If this image is supposed to be the metaphorical first brick thrown in the liberation of steroid-using athletes, it’s more like a deodorant advert than a call to action.

As for the bastardization of the phrase “coming out,” that has been noticeable from the beginning of the Enhanced Games story.

The event’s X account posted a video last summer purporting to show an enhanced male athlete who had broken Usain Bolt’s 100-meter world record and who would compete at the Games.

The voiceover in the video, which had to be reposted after the original version was taken down, quotes the sprinter as saying: “I need your help to come out. I need your help to stop hate.”

The fact that the athlete wouldn’t go public meant the video didn’t get much attention. If it had, many LGBTQ people would have seen instantly what was going on.

One user reacted as such to the original post, writing:

“Co-opting ‘coming out’ from the LGBTQ+ community, for whom it is a declaration of their identity as a member of a community that has been targeted for centuries for no reason other than not conforming, ESPECIALLY since doping is a choice and identity/sexuality isn’t, is gross.”

That well-executed takedown should have made D’Souza think again but he either didn’t see the post or chose to ignore it.

Earlier this month, he expanded on his vulgar analogy, telling Vice’s tech site Motherboard that being an enhanced athlete today is like being gay in the 1970s because it is “underground… and kind of fun”.

The comment makes the hard-fought progress won by the LGBTQ civil rights movement in the decade after the Stonewall riots sound like one long party, with no mention of the HIV/AIDS pandemic that brought the “fun” to a tragic halt for so many gay men.

A ‘dangerous’ Games

The Enhanced Games hasn’t received much scrutiny so far, but Magnussen’s sudden endorsement means that is now changing.

Former world champion swimmer Mark Foster, who knows all too well the struggle of coming out as gay, has told BBC Sport that the competition would soon “get very dangerous” if athletes chasing big financial rewards were prepared to take health risks.

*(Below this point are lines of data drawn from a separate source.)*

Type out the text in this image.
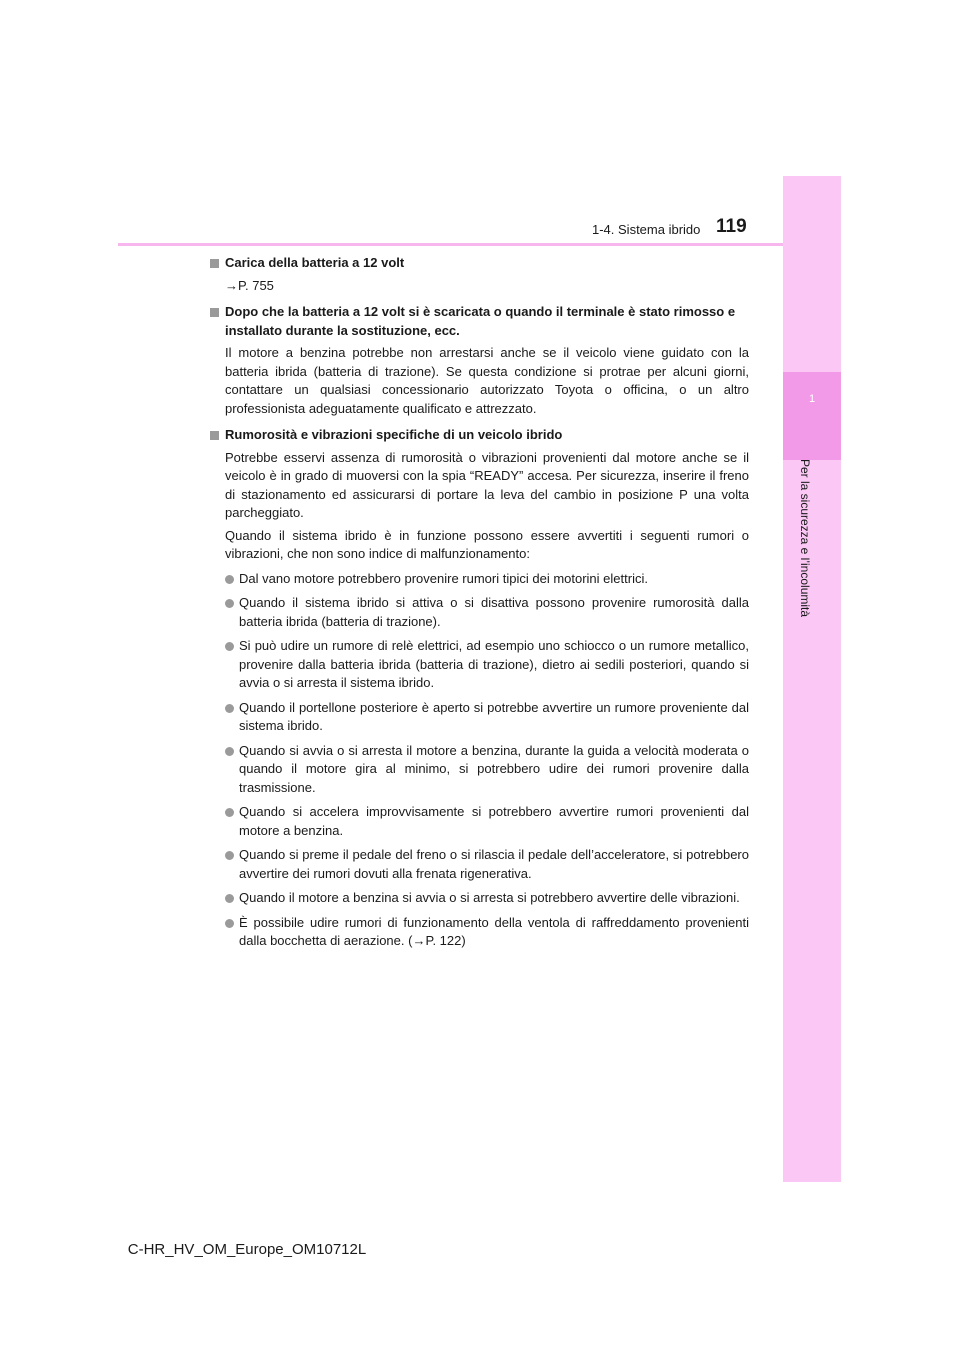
1
Per la sicurezza e l’incolumità
1-4. Sistema ibrido 119
Carica della batteria a 12 volt
→P. 755
Dopo che la batteria a 12 volt si è scaricata o quando il terminale è stato rimosso e installato durante la sostituzione, ecc.
Il motore a benzina potrebbe non arrestarsi anche se il veicolo viene guidato con la batteria ibrida (batteria di trazione). Se questa condizione si protrae per alcuni giorni, contattare un qualsiasi concessionario autorizzato Toyota o officina, o un altro professionista adeguatamente qualificato e attrezzato.
Rumorosità e vibrazioni specifiche di un veicolo ibrido
Potrebbe esservi assenza di rumorosità o vibrazioni provenienti dal motore anche se il veicolo è in grado di muoversi con la spia “READY” accesa. Per sicurezza, inserire il freno di stazionamento ed assicurarsi di portare la leva del cambio in posizione P una volta parcheggiato.
Quando il sistema ibrido è in funzione possono essere avvertiti i seguenti rumori o vibrazioni, che non sono indice di malfunzionamento:
Dal vano motore potrebbero provenire rumori tipici dei motorini elettrici.
Quando il sistema ibrido si attiva o si disattiva possono provenire rumorosità dalla batteria ibrida (batteria di trazione).
Si può udire un rumore di relè elettrici, ad esempio uno schiocco o un rumore metallico, provenire dalla batteria ibrida (batteria di trazione), dietro ai sedili posteriori, quando si avvia o si arresta il sistema ibrido.
Quando il portellone posteriore è aperto si potrebbe avvertire un rumore proveniente dal sistema ibrido.
Quando si avvia o si arresta il motore a benzina, durante la guida a velocità moderata o quando il motore gira al minimo, si potrebbero udire dei rumori provenire dalla trasmissione.
Quando si accelera improvvisamente si potrebbero avvertire rumori provenienti dal motore a benzina.
Quando si preme il pedale del freno o si rilascia il pedale dell’acceleratore, si potrebbero avvertire dei rumori dovuti alla frenata rigenerativa.
Quando il motore a benzina si avvia o si arresta si potrebbero avvertire delle vibrazioni.
È possibile udire rumori di funzionamento della ventola di raffreddamento provenienti dalla bocchetta di aerazione. (→P. 122)
C-HR_HV_OM_Europe_OM10712L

Meanwhile, the money is coming in. As reported by LGBTQ Nation, one of the funders who has just been announced is billionaire Peter Thiel, who was a co-founder of PayPal and who was outed as gay.

As for their new scheme, the Games website lays it all on thick, saying that “the Enhanced Movement believes in… elevating humanity” and calls it a “community of committed athletes”.

But by brazenly appropriating the language of the LGBTQ community, these wealthy financiers are disrespecting the memory of those who went before.